Accepting what is, and what is not. I do not typically date, not by conscious choice but by design. I can have fuck buddies and I can have relationships, but I have not once just dated someone for the sake of getting to know them. Perhaps a few guys felt like they were dating me, but in my mind, if they were getting primary access to my time we were in a relationship, and otherwise they were a fuck buddy. I am not saying this is good or bad thing, more puzzled by the concept of dating. E and I went out on a great first date, it was fun, but then we just fell into a routine extremely quickly and found ourselves in a relationship without ever hashing any details out. He had mentioned what he wanted in a girlfriend, and I had fought any urge to speak my mind and think about the future. It’s odd how a relationship can sneak up on you like that.
And I felt the same this summer, whereby I called it my summer of fun to any and all who would ask. But the majority of my time was occupied by just one guy and BOOM it felt like we are in a relationship yet again. And still without discussion of any of the terms or conditions about being with each other. Or maybe these last 2 and half years have been what dating is all about. Testing the waters, and not really making any sort of commitment or future discussion. Are the lines between dating and a relationship really that blurry?

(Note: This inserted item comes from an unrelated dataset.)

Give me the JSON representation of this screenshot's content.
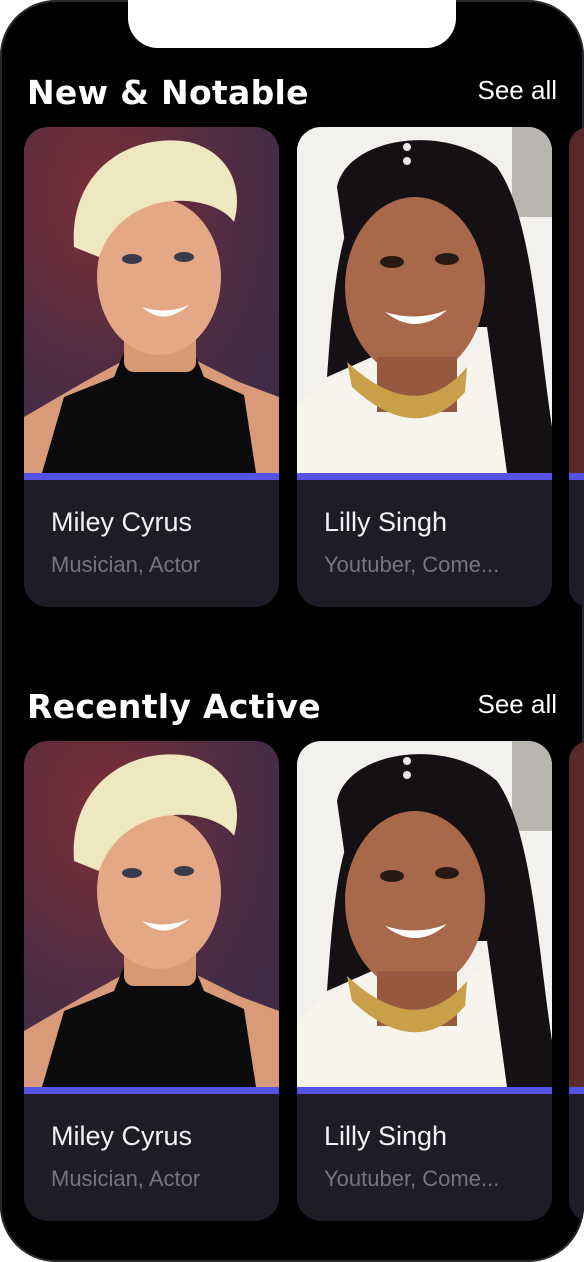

The mentality, things are good so why change them, is so easy to get swept up in. Life is good, life is really good, so why change a good thing. The difference between change and natural progression is also a bit complicated. I have yet to have a fuck buddy turn into a relationship because it has been situations of opportunity and not ones where long term was even an option. This has lead to a more natural ease of keeping things simple. One can almost be freer in that sort of situation, if that makes any sense at all. You can play out your fantasies and do so without ever having to consider long term ramifications on your relationship. But it is possible to merge these two, to incorporate the freedom and fantasy of a fuck buddy into relationship territory? Also is it possible or even fair to do this when you have an open commitment to somebody else? On what level would that friend with benefits feel love, support and security being a second? Perhaps then a more realistic approach would be a monogamish lifestyle in this scenario, where if feelings were developed between somebody additional, there would be discussions and a plan to either invite them into the equation or graciously end things before any further complications arose. Also learning to incorporate that free feeling with your primary partner, by being able to bring those fantasies into a relationship where there is quite a bit more on the line.
These are just musing as I look into my future, and try to decide what paths are worth it in the long term. What direction would lead to the most fulfilment and overall joy with the least amount of heartache. Is dating really worth the effort, especially when I am so inexperienced at it? Is it more realistic to have some spice on the side, but keep my primary attention focused on just one? Time will tell, and as always I am open to whatever life decides to through my way.